Unnamed: 0,game_id,defteam,pass_total,pass_rate,pass_oe,total_plays,total_line,spread_line,week,season,posteam,home_team
0,2018_01_ATL_PHI,ATL,42.0,0.591549,-1.611162,71.0,44.5,1.0,1,2018,PHI,PHI
1,2018_01_ATL_PHI,PHI,52.0,0.742857,6.015367,70.0,44.5,1.0,1,2018,ATL,PHI
2,2018_01_BUF_BAL,BAL,44.0,0.676923,-5.026491,65.0,39.0,7.5,1,2018,BUF,BAL
3,2018_01_BUF_BAL,BUF,45.0,0.562500,0.668776,80.0,39.0,7.5,1,2018,BAL,BAL
4,2018_01_CHI_GB,CHI,43.0,0.716667,1.566976,60.0,45.0,6.5,1,2018,GB,GB
...,...,...,...,...,...,...,...,...,...,...,...,...
3161,2023_18_PIT_BAL,PIT,38.0,0.678571,-6.086057,56.0,34.0,-3.0,18,2023,BAL,BAL
3162,2023_18_SEA_ARI,ARI,32.0,0.581818,-9.487502,55.0,48.0,-2.5,18,2023,SEA,ARI
3163,2023_18_SEA_ARI,SEA,32.0,0.457143,-14.381830,70.0,48.0,-2.5,18,2023,ARI,ARI
3164,2023_18_TB_CAR,CAR,38.0,0.612903,1.011848,62.0,36.5,-5.0,18,2023,TB,CAR


In [10]:

def update_spread(games):
  # Create a new column 'pos_spread' to store the adjusted spread values
  games['pos_spread'] = np.where(games['posteam'] == games['home_team'], games['spread_line'], games['spread_line'] * -1)
  return games

games_grouped = update_spread(games_grouped.copy())
defenses_grouped = update_spread(defense_grouped.copy())

In [11]:
games_grouped['pos_team_total'] = games_grouped['total_line']/2 + games_grouped['pos_spread']/2
defenses_grouped['pos_team_total'] = defenses_grouped['total_line']/2 + defenses_grouped['pos_spread']/2


In [12]:
df = games_grouped.sort_values(['posteam','season','week'])

In [13]:
defense_df = defenses_grouped.sort_values(['defteam','season','week'])

In [14]:
def data_creator(df, trailing_weeks):
# First, make sure you have a season column. If not, create it from your date
# Assuming you have a 'game_date' column
# df['season'] = pd.to_datetime(df['game_date']).dt.year

# Sort by team, season, and date
    df = df.sort_values(['posteam', 'season', 'week'])
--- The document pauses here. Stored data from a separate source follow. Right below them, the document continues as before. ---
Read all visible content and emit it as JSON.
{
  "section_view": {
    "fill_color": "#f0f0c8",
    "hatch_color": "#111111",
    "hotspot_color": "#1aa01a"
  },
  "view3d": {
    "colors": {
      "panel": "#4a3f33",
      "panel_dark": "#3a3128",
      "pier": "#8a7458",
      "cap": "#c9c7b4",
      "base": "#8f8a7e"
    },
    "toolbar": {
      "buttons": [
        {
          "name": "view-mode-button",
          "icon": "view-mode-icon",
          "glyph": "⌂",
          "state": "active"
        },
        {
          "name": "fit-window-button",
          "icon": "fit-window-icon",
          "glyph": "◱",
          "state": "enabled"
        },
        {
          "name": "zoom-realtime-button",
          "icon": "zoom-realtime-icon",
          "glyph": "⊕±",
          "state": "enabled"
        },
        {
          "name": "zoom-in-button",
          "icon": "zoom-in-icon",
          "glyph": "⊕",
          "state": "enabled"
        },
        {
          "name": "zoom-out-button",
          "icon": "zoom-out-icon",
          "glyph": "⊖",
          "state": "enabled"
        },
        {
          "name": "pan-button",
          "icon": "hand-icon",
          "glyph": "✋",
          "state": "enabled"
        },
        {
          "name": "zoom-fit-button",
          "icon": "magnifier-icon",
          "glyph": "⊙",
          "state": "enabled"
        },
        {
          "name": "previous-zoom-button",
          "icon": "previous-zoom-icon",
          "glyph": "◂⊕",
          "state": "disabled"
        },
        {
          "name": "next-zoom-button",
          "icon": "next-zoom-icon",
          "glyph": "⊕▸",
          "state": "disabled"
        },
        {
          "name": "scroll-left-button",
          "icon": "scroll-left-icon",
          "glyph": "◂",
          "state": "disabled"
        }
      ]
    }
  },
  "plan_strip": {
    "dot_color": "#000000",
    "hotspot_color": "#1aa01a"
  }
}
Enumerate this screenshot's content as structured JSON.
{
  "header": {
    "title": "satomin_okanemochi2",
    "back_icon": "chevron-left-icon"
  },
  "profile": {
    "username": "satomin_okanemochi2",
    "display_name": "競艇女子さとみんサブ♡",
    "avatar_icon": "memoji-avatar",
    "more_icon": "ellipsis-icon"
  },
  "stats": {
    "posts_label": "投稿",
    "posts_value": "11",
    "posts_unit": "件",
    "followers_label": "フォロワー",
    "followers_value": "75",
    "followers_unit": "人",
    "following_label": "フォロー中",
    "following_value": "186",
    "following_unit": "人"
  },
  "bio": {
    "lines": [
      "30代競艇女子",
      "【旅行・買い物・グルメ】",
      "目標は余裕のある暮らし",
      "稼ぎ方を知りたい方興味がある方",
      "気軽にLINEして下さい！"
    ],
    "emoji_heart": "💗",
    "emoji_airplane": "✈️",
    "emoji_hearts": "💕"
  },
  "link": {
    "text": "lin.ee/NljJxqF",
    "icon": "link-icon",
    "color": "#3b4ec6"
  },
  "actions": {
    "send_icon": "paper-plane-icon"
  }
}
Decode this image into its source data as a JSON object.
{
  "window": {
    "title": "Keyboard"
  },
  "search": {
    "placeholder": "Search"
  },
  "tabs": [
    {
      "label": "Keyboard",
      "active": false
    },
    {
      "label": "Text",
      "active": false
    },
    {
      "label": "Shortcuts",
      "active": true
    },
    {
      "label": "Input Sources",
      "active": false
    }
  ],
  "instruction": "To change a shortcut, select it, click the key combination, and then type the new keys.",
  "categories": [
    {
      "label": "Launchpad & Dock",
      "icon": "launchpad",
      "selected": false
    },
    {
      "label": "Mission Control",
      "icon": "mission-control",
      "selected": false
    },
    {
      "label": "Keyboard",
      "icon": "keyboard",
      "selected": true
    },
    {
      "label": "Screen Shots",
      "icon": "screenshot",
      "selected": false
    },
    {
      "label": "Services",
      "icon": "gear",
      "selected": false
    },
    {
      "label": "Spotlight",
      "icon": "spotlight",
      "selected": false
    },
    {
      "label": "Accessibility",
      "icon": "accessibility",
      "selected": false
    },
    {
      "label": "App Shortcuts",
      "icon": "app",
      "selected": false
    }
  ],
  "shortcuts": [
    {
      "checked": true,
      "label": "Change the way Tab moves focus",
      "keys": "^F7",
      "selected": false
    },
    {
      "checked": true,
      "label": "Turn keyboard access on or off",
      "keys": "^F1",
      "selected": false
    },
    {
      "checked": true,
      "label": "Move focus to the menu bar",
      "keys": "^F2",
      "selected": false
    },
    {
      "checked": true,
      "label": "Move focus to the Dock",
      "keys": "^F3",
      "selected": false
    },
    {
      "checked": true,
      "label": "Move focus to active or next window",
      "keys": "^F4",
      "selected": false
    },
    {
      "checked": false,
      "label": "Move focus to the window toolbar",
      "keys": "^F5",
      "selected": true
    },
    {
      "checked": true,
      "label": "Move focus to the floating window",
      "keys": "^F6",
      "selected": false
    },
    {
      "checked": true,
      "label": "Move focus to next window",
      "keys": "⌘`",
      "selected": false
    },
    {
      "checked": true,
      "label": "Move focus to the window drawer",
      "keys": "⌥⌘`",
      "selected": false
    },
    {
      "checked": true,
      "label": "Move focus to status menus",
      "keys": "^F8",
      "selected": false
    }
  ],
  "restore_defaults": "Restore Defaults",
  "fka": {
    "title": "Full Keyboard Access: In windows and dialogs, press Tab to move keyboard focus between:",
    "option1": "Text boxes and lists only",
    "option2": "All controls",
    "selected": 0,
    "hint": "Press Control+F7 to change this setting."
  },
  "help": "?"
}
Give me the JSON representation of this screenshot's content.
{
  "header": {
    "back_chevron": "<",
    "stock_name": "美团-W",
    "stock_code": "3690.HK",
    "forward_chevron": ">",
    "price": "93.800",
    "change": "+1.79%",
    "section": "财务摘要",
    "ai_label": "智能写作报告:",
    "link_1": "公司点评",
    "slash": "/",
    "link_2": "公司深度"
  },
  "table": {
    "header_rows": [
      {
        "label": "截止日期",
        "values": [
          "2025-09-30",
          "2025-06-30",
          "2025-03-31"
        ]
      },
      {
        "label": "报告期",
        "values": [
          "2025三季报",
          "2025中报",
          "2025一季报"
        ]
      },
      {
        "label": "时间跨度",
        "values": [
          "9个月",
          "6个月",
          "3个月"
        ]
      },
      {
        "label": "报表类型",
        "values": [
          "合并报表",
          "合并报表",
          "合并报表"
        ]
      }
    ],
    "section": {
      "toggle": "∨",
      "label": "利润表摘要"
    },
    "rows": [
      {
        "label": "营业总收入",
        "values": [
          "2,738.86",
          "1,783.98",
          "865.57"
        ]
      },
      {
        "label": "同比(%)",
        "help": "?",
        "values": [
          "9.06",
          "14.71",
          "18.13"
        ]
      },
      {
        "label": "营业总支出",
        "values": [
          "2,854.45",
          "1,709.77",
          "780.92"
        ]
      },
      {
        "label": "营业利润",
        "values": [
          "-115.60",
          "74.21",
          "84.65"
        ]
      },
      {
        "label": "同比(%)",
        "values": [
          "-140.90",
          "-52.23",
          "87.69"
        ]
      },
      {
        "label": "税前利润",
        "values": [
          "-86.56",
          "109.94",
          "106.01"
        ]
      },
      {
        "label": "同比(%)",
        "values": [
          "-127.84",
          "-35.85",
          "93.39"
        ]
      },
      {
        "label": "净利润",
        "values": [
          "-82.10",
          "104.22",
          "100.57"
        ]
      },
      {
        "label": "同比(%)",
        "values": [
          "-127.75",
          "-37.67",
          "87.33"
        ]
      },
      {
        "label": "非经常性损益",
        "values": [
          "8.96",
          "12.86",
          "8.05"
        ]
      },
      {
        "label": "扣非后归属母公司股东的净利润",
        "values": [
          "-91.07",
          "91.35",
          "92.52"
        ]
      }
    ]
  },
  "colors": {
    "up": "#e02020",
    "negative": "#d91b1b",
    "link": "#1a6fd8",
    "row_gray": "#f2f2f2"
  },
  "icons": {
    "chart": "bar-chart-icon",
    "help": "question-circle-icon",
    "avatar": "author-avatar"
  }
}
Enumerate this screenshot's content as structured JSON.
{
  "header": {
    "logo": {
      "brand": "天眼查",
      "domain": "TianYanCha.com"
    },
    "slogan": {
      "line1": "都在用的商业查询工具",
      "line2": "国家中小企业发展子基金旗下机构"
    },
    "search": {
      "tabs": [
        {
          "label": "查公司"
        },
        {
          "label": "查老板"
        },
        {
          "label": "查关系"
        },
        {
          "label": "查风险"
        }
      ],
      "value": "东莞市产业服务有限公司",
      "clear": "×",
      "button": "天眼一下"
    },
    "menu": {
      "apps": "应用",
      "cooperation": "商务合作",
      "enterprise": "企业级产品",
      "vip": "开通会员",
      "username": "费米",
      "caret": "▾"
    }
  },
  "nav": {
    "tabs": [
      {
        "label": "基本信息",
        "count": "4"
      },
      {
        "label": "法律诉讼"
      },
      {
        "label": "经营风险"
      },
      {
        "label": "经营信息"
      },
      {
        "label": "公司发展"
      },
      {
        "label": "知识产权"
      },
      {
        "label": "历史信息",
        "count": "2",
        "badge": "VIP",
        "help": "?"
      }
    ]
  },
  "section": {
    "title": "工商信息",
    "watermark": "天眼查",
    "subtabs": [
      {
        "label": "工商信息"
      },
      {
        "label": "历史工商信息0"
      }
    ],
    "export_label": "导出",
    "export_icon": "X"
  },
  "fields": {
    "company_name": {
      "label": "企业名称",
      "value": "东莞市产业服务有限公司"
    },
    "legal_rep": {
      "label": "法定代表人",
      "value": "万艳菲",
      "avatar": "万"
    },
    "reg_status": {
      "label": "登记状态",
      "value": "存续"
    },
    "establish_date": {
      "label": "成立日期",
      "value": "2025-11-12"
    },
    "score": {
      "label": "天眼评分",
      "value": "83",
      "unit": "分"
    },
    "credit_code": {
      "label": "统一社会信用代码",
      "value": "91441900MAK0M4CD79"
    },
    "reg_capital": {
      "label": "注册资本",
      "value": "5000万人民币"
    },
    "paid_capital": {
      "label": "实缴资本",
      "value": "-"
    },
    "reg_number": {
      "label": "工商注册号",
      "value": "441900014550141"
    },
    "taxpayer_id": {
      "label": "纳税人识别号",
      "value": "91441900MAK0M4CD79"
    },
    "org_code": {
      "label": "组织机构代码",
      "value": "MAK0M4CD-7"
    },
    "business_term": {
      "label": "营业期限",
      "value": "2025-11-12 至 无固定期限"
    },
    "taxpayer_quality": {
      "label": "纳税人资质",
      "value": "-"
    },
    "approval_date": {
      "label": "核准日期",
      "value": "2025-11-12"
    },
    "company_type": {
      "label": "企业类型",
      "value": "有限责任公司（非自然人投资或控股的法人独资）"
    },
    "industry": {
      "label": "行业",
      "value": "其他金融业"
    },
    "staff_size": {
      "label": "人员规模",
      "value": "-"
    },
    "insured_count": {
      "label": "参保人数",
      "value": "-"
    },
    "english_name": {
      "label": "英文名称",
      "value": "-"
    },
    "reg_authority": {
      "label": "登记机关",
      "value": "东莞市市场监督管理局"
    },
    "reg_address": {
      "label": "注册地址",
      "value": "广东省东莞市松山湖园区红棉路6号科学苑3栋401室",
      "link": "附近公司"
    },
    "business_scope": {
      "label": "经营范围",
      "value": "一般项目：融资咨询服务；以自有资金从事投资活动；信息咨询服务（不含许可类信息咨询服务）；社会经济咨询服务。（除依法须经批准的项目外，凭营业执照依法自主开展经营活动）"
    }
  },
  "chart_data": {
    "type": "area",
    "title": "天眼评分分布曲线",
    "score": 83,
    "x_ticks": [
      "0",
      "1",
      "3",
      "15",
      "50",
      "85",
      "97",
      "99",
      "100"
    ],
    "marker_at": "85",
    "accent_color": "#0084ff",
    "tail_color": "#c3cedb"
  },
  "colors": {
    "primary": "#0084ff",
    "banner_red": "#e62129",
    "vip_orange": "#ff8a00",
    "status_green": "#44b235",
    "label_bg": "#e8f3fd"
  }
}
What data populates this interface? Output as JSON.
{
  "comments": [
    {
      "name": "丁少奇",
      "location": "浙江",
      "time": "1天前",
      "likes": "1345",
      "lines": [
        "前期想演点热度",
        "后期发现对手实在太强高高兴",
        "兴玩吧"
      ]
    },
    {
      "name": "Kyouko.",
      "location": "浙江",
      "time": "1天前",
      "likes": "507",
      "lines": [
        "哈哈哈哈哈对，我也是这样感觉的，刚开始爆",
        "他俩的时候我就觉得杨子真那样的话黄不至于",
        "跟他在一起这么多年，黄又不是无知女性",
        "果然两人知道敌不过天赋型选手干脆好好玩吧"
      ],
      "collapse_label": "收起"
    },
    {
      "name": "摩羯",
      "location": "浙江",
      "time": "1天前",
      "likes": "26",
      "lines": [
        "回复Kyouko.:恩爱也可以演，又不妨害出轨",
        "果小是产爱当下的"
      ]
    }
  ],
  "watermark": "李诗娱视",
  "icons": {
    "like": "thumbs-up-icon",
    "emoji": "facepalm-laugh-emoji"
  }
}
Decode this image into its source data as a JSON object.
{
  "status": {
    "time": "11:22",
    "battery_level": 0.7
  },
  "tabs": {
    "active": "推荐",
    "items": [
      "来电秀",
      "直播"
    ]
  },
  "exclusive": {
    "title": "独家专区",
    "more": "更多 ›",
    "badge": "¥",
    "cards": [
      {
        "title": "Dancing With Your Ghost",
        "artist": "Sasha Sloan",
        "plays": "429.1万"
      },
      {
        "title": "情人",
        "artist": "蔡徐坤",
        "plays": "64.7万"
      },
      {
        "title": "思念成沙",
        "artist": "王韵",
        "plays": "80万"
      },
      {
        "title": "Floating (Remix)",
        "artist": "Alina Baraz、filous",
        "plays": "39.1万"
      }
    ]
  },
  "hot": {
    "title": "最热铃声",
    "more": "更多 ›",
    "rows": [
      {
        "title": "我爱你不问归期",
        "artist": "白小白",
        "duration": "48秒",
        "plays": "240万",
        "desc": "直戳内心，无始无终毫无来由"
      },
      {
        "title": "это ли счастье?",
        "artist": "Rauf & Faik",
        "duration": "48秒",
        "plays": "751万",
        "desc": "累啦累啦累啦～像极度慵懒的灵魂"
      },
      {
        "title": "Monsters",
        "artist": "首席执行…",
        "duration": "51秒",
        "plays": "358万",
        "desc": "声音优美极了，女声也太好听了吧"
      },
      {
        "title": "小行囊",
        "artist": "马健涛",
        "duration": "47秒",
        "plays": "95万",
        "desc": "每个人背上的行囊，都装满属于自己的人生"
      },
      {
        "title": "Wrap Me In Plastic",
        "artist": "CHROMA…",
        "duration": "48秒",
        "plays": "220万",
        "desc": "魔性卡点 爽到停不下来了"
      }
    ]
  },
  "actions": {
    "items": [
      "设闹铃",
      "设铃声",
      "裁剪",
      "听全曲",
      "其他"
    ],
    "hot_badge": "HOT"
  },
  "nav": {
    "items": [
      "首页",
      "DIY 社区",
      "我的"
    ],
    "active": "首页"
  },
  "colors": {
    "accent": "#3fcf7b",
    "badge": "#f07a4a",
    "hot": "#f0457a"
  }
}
# Group by team and season, then calculate trailing averages within each group
    df['trailing_pass_avg'] = df.groupby(['posteam', 'season'])['pass_rate'].shift(1).rolling(window=trailing_weeks, min_periods=trailing_weeks).mean()
    df['trailing_pass_oe_avg'] = df.groupby(['posteam', 'season'])['pass_oe'].shift(1).rolling(window=trailing_weeks, min_periods=trailing_weeks).mean()
    df['trailing_total_plays_avg'] = df.groupby(['posteam', 'season'])['total_plays'].shift(1).rolling(window=trailing_weeks, min_periods=trailing_weeks).mean()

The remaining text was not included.